ACCEPTER de pratiquer l’euthanasie, AUJOURD’HUI, c’est accepter de gérer l’échec d’une société. Sacrifier les “abandonnés”, c’est permettre à tous ceux qui font de l’argent sur le dos des animaux d’écouler leurs “stocks”. Il faut être conscient, nous n’arrêterons pas facilement la surpopulation animale. Mais que faire des animaux en surplus ? Où les mettre quand TOUS les refuges de notre pays affichent complets ?

Chez nous, au REFUGE DE BEAUREGARD, l’euthanasie est plus que rarissime, seulement motivée par une maladie incurable. Notre autorisation préfectorale est de 49 chiens maximum. Nous devons par conséquent refuser chaque jour, faute de place, de nombreux chiens abandonnés. On nous accuse de fermer la porte aux animaux en danger, d’être comme Ponce Pilate : nous laver les mains en laissant aux autres le soin de faire le “sale boulot”. On nous accuse, de refuser l’euthanasie pour gagner la sympathie du public qui ne cherche pas à comprendre, ne veut surtout rien savoir pour surtout ne pas souffrir ! Ne pas avoir de mort sur la conscience ! C’est laisser les municipalités s’occuper des fourrières, confiées alors à des employés qui ne sont pas forcément sensibles au monde animal et qui appliqueront la loi sans état d’âme.
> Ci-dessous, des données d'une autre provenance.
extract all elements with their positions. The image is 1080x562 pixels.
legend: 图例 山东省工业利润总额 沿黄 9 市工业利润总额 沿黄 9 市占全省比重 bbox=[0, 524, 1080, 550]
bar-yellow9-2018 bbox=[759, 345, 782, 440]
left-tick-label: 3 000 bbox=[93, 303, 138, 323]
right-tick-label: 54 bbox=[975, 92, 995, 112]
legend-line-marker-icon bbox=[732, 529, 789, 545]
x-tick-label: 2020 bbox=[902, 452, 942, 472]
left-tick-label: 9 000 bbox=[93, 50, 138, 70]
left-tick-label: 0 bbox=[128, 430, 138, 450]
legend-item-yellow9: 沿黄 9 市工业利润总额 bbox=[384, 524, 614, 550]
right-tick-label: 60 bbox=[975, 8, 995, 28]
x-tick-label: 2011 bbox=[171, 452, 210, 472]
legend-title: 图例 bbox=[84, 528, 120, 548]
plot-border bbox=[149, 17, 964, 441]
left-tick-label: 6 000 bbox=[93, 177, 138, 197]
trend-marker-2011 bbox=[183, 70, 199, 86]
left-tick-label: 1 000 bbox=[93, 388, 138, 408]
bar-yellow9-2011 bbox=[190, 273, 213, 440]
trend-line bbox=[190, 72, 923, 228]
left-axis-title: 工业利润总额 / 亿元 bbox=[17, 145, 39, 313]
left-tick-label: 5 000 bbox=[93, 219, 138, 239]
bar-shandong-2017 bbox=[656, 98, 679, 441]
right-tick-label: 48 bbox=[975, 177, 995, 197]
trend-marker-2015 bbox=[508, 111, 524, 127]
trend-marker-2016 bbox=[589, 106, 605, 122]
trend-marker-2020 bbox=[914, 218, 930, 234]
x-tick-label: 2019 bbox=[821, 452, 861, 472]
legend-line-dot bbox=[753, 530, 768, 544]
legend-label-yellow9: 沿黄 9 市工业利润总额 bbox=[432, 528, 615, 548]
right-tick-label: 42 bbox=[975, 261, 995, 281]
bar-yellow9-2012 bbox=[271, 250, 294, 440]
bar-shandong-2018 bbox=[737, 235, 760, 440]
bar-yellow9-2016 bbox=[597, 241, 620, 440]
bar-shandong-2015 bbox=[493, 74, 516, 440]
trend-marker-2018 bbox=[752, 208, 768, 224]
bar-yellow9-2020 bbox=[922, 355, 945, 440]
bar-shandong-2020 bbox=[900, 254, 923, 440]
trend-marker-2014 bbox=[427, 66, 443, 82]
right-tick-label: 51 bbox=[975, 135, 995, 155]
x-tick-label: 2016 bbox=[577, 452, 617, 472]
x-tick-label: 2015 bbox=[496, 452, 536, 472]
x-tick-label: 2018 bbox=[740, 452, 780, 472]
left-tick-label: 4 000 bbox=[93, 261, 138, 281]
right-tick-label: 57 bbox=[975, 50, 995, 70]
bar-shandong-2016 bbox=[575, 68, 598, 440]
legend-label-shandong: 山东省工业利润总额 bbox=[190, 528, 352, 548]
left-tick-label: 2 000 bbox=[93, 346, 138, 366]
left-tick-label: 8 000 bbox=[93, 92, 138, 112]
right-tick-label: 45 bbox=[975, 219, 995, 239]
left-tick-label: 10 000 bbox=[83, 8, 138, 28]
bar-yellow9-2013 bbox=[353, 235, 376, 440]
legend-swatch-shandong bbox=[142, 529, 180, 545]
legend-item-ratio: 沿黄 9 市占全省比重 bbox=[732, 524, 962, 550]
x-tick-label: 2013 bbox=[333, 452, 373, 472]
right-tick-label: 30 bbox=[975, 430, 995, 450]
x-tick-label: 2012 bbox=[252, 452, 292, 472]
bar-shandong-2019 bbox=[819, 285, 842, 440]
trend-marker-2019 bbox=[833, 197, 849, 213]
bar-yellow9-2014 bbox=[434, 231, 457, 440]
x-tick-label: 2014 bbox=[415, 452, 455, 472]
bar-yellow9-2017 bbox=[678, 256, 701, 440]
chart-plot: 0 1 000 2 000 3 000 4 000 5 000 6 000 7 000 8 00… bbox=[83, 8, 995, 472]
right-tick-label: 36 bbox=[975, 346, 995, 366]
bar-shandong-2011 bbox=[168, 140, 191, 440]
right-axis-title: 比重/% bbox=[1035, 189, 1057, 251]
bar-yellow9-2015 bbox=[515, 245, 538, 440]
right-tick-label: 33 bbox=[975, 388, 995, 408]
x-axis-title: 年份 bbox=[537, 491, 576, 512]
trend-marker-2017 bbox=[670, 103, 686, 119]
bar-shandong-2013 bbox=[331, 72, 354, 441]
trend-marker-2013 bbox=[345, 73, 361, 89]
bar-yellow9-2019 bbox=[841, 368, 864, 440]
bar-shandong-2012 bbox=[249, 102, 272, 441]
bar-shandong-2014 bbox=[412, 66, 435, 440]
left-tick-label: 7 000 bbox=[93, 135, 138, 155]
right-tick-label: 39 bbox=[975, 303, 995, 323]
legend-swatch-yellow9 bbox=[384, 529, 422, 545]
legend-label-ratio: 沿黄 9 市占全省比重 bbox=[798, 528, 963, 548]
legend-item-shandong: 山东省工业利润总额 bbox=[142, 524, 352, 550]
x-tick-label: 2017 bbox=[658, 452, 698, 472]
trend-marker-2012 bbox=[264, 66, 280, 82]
Mais quel sera alors le destin de ces animaux que nous sommes contraints de refuser, ne finiront ils pas dans un laboratoire d’expérimentation ? En bref, faut-il accepter tous les animaux abandonnés et les euthanasier illico pour éviter d’autres souffrances ? Ne serait-ce pas encourager les producteurs à vendre encore plus de chiens ? Pourquoi faudrait-il que ce soit à nous, défenseurs des animaux d’avoir à faire cela ? Nous ne nous voyons pas choisir la victime et devenir, par ce geste même, complice du bourreau ! Comment envoyer à la mort le chien ou le chat si doux, que l’on caressait la veille, et auquel on avait donné un nom. Nous savons que celui que nous avons refusé d’accueillir, faute de place, est laissé à un destin incertain. Nous discutons alors avec “l’abandonneur”, essayant de le faire patienter en lui promettant de l’appeler dès qu’une place se libérera. Il faut tout de même savoir, quand cas de danger pour l’animal, nous envoyons au diable la loi et ses “49 chiens maximum” et que nous trouvons une petite place pour le sauver. Il nous est même arrivé de confier des chiens à des pensions canines le temps d’avoir une place libérée. Nous ne faisons pas office de fourrière, et n’avons par conséquent, pas l’autorisation d’accueillir les animaux trouvés sur la voie publique. Les animaux trouvés sont dirigés sur la fourrière départementale. Après 8 jours, ils sont soit mis à l’adoption (si la place le permet) soit euthanasiés.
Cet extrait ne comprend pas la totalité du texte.